Mark se passionne pour la cosmovision Maya. Il résumerait cela en disant que lui est un être vivant;  comme une pierre, un cactus ou un chien. Et lui, comme la pierre, le cactus ou le chien sont une partie du cosmos et sont donc sacrés.

Mark doit souvent interrompre sa lecture pour saluer quelqu’un. Il fait très attention à l’autre et, comme il le dit, il ne comprendrait pas qu’on ne l’aime pas !

Il sait que quand il rentrera à L.A il démarrera l’écriture d’un projet sur ce peuple. Il faudra convaincre l’industrie du divertissement du caractère "bancable" d’un énième documentaire ethnique. Mais il tient son sujet :  la sauvegarde de la planète du point de vue de la cosmovision. Le public sera friand d’une telle gourmandise qu'il gobera comme un anxiolytique.
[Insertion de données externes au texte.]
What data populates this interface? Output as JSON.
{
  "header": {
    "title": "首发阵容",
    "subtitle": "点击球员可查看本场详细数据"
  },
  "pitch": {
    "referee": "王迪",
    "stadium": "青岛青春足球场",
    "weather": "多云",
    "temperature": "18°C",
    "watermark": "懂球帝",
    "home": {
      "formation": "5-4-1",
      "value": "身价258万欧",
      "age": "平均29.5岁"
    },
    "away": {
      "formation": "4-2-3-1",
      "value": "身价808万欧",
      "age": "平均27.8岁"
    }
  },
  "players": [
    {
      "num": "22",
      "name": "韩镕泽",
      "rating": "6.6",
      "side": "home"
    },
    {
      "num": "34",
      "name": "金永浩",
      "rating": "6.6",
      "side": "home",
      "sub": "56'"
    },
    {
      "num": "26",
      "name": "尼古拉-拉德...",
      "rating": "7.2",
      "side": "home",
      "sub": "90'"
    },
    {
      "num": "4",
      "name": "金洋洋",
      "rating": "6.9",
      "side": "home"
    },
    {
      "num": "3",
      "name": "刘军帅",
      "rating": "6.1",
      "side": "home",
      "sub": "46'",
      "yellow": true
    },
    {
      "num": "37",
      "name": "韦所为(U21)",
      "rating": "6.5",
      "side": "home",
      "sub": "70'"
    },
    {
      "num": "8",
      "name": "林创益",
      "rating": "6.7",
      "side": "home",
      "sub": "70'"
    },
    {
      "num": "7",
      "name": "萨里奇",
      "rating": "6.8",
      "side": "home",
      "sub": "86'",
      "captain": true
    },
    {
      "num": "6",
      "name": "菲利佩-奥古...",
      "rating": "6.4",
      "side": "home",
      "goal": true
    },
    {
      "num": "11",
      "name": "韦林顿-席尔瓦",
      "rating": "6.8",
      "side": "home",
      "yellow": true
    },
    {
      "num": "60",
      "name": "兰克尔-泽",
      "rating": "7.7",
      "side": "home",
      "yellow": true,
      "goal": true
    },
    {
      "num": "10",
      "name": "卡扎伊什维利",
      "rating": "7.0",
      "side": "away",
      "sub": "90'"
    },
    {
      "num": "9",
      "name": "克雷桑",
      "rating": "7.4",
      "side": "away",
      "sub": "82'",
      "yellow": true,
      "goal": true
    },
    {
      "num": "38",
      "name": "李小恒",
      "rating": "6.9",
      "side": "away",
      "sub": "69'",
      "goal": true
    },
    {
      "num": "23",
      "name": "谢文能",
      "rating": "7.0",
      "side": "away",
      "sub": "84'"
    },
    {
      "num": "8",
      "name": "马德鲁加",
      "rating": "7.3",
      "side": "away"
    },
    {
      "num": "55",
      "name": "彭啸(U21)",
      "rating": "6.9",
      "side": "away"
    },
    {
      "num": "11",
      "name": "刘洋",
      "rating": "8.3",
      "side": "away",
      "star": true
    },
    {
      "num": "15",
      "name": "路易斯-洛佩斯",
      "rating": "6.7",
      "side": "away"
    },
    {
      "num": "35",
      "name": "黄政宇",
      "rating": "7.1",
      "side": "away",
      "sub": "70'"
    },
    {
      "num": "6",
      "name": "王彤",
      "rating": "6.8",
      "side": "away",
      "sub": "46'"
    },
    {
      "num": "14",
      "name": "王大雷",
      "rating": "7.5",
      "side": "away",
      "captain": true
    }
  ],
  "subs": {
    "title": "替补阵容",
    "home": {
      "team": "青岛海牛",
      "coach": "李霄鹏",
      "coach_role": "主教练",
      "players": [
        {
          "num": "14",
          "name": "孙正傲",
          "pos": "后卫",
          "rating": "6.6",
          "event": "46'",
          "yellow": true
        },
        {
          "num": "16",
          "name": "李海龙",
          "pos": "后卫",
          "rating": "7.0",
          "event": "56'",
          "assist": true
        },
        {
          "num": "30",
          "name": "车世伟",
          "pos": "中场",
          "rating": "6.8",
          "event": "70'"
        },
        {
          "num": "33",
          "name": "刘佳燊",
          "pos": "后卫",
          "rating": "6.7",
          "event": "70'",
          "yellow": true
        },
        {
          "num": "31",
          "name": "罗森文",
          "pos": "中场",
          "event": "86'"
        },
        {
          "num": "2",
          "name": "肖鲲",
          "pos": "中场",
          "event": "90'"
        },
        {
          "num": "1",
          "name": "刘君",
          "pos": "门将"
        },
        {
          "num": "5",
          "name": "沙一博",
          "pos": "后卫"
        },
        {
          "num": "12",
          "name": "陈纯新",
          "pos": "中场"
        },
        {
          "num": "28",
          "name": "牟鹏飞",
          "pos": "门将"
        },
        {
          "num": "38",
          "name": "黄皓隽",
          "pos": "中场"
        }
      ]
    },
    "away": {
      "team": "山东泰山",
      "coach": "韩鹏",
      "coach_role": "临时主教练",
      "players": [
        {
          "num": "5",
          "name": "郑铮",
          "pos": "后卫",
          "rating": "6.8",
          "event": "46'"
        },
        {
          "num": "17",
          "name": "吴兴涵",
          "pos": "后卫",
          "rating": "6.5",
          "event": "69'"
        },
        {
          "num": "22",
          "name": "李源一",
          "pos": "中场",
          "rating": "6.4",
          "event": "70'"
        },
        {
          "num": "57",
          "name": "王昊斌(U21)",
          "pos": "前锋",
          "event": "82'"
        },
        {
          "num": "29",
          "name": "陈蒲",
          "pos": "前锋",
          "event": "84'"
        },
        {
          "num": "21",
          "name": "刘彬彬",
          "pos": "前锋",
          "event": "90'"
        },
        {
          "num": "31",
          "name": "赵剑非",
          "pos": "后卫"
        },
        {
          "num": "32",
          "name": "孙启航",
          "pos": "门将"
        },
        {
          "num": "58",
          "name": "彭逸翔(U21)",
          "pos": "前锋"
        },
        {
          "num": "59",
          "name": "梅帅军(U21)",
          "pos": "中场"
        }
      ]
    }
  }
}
Marc sait que ce monde, le sien, est en train de s'écrouler lentement. Les fondations sont comme bourrées de termites. Il regarde un pêcheur sur son minuscule canoë en bois. Debout, il rame et son esquif parait être là depuis toujours. Il écrit sur son notebook:  "J'ai une fonction écologique...Je suis comme un fossoyeur arrivé avant l'enterrement."